This Stir-Fried Quinoa is delicious for when you want a hot lunch. Its is a way healthier version of Veggie Fried Rice! It takes a little longer to prepare than some of the other quinoa lunches because you have to cook everything. But, it is definitely worth it!
For this recipe, if you want to cook the quinoa right as you are preparing everything else, it’s fine since the quinoa does not need to be cooled. I like to use the Rainbow Quinoa with this recipe. Again from the Alter-Eco Brand.
To get myself started, I like to get everything chopped and cut and into bowls. I like to stagger when I put the veggies in so nothing gets too soft. I prefer my veggies to still have a little crunch to them. So to help myself do this, I put them in bowls according to how long they need to cook.
I start with my onion, then the garlic and ginger. Once those are ready I start adding the veggies. I let it sit covered for a little bit at the end before adding in the soy sauce. I start with a half cup of soy sauce, then give it a taste test. You can keep adding until it has enough flavor for you. A little bit at a time is the best way to do it. There is nothing worse than too much soy sauce!
To do the last bit of prep, cook the eggs. I scramble them in a frying pan, breaking them into little pieces with the spatula.
The last step is to add the cooked veggies to the quinoa. Top it with the eggs, scallions, sea salt and pepper. Once you mix everything together, give it a taste test to see if you need more soy sauce added.
Top with a little bit of Sriracha if you like it a little spicy. I love this Organic Sriracha Sauce from Organicville Brand!
This is how I get my lunches packed up. Five for me, and three for Mike!
Cook Time: 35 minutes
Prep Time: 25 minutes
Total Time: 60 minutes
- 1.5 cups of tri color quinoa
- 3 cups of vegetable broth
- 2 Tbsp. of extra virgin olive oil
- ½ cup onion, diced
- 2 cloves of garlic, minced
- 1 Tbsp. ginger, grated
- 1 large head of broccoli, cut into bite sized pieces
- 12 oz. bag of fresh string beans, cut in thirds
- sugar snap peas, cut in half
- 1 red bell pepper
- 1 medium sized zucchini, quartered and sliced
- 1 medium sized yellow squash, quartered and sliced
- 2-3 carrots, grated
- 1 cup frozen corn
- ¼ cup soy sauce (adjust to your taste)
- 3 eggs, scrambled and separated into small pieces
- sea salt
- black pepper
- In a small saucepan, combine quinoa and 3 cups of vegetable broth (you can also use water) and bring to a boil. Once boiling, reduce heat and cover,
- Let cook for 12-15 minutes. Remove lid to check that all liquid has been absorbed.
- In a large frying pan over medium-high heat, add olive oil and diced onion. Let the onion cook for 3-4 minutes until slightly softened, then add in the garlic and ginger and cook for another minute.

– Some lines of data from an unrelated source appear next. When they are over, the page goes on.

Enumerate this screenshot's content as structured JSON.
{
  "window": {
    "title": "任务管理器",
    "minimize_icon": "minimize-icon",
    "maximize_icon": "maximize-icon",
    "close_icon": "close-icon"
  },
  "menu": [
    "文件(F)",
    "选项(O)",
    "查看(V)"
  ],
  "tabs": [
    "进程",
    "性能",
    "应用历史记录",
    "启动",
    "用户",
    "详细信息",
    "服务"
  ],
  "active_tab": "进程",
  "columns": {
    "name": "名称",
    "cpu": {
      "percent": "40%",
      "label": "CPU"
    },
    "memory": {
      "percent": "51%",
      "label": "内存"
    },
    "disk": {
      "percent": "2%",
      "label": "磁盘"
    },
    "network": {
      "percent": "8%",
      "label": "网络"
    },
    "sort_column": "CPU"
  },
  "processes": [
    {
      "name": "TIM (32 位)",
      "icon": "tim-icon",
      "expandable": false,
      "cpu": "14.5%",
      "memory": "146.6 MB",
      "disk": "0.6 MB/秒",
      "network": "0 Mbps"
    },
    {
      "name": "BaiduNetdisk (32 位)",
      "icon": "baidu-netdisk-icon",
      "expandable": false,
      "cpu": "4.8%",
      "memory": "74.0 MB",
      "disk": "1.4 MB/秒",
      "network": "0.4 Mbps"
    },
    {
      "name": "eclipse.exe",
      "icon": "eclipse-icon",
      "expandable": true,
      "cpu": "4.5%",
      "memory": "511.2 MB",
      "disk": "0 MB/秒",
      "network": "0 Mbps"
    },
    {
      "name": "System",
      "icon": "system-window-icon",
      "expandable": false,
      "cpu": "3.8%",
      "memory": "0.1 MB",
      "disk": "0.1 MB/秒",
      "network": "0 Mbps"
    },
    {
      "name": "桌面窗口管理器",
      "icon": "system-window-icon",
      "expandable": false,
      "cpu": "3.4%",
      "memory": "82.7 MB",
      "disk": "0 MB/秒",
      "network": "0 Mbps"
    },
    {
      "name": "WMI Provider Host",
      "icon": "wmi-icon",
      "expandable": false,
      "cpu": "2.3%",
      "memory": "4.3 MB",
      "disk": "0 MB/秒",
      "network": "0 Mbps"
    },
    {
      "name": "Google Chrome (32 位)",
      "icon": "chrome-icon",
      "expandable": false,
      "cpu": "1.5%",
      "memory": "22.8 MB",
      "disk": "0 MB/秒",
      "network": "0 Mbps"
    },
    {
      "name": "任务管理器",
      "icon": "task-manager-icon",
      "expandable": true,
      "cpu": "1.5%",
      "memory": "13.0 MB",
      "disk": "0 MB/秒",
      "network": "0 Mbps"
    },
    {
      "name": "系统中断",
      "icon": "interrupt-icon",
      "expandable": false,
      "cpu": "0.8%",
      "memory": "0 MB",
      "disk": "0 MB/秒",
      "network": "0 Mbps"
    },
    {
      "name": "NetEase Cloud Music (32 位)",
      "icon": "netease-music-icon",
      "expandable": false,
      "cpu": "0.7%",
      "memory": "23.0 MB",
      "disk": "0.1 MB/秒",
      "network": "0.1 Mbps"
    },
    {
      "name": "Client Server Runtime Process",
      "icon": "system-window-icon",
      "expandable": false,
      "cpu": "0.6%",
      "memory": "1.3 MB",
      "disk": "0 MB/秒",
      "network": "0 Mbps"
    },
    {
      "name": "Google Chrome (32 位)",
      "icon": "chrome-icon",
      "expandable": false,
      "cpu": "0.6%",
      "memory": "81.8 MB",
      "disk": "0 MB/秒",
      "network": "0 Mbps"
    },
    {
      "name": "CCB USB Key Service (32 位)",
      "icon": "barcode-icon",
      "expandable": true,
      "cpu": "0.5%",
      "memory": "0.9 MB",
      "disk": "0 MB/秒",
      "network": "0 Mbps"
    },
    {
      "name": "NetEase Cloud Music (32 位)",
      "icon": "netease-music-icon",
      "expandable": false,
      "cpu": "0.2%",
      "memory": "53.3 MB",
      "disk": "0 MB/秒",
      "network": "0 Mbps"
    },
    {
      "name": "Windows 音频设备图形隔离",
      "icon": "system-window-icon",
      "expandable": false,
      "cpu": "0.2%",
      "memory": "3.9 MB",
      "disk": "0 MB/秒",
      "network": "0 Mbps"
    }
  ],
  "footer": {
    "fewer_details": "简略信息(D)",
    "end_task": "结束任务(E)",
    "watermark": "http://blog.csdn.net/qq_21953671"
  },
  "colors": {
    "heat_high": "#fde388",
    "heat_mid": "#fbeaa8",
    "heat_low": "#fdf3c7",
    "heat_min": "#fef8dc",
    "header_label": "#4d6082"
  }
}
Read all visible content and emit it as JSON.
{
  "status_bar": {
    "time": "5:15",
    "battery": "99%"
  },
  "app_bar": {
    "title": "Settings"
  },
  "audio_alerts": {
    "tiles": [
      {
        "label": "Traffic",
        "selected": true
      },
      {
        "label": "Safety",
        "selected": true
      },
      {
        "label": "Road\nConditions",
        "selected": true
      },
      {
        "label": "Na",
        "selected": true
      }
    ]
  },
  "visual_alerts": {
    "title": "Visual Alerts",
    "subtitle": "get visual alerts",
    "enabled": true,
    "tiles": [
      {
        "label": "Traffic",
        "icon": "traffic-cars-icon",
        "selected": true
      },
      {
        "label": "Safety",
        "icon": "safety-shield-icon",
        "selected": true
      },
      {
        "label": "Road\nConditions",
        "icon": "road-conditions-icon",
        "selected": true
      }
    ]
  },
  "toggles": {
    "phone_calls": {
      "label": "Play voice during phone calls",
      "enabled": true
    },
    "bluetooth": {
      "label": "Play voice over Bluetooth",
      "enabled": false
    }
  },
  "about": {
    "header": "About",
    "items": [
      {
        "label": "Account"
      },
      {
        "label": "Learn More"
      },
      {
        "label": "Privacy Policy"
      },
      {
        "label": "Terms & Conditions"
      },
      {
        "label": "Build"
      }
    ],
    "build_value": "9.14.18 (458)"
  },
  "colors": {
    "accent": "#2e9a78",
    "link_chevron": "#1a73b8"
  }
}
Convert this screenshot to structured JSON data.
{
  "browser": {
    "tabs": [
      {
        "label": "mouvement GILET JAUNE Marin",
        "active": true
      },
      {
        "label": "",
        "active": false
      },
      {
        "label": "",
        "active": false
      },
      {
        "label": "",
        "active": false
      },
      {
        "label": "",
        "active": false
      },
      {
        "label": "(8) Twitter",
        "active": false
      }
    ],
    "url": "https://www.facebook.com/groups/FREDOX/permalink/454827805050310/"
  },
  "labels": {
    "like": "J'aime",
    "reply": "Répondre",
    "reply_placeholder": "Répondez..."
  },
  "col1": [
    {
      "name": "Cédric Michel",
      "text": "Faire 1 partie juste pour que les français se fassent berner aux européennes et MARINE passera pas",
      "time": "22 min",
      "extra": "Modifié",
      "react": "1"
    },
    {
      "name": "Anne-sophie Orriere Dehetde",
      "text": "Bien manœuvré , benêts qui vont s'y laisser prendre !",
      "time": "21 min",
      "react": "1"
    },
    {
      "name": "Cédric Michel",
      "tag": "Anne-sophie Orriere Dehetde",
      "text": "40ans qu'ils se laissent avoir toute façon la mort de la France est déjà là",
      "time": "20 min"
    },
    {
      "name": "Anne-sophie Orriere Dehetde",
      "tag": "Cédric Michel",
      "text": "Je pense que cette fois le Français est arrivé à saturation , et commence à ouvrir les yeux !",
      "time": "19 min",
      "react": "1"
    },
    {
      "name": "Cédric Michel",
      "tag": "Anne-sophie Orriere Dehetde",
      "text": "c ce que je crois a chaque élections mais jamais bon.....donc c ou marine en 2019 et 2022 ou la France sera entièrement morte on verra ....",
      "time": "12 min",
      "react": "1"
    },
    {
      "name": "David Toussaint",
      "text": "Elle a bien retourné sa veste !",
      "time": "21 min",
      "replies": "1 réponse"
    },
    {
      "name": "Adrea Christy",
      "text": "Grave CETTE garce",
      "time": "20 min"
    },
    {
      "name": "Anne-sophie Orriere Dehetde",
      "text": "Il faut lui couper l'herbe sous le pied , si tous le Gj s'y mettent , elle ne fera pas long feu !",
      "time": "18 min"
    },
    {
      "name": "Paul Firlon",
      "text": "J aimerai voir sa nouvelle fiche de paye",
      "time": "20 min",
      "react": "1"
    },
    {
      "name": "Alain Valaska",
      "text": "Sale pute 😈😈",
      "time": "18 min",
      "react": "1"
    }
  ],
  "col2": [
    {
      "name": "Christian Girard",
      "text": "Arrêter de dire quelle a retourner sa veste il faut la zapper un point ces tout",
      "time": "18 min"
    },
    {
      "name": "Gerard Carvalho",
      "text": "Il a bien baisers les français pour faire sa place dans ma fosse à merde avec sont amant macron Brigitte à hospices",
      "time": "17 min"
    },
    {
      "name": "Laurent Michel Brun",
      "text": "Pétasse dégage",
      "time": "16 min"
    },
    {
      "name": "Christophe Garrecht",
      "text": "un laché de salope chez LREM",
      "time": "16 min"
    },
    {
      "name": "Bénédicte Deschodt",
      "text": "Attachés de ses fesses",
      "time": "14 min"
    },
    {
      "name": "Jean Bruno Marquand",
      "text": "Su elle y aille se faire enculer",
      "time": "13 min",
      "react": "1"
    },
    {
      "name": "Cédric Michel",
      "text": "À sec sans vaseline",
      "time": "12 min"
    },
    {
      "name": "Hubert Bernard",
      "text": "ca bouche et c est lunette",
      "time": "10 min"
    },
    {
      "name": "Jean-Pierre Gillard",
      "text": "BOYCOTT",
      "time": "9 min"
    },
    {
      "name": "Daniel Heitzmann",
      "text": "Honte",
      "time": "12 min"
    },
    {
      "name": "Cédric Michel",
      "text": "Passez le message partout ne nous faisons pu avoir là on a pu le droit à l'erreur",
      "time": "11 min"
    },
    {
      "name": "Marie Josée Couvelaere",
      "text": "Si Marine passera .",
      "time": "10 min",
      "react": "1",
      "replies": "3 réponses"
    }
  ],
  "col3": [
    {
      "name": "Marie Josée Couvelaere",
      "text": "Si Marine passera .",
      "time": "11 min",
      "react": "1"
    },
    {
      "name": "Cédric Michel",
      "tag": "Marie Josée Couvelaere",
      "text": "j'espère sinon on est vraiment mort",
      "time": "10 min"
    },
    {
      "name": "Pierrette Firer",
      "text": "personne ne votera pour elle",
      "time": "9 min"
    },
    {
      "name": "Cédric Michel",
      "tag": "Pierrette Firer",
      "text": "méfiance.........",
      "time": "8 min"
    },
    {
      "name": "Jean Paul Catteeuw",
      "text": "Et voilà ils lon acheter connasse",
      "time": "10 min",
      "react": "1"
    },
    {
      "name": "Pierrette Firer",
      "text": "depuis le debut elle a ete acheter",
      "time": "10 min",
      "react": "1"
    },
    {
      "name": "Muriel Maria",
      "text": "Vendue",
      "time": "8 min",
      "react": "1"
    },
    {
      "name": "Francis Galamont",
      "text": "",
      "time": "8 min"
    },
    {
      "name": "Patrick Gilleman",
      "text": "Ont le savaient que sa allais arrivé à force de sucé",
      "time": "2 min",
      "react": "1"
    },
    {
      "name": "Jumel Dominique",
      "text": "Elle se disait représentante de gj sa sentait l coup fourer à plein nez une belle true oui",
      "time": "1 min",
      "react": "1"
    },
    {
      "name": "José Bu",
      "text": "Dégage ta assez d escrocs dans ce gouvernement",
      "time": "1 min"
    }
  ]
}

- Add vegetables in stages, starting the those that take the longest to cook. Start with the broccoli and string beans. Season with sea salt and black pepper and cook for a few minutes, Then add snap peas and red peppers. Mix veggies around well. Next add zucchini and yellow squash. Mix and cook for a few more minutes. Last, add in the frozen corn and carrots.
- Once everything is heated and cooked to your desired crispiness, add in the soy sauce. Add more if needed and set aside.
- In a smaller frying pan, scramble 3 eggs and break into small pieces with the spatula as you cook them.
- In the large frying pan (or a large mixing bowl), add the quinoa, scrambled egg pieces, sea salt and black pepper, then toss together.
- Serve immediately, or reheat and top with sriracha sauce.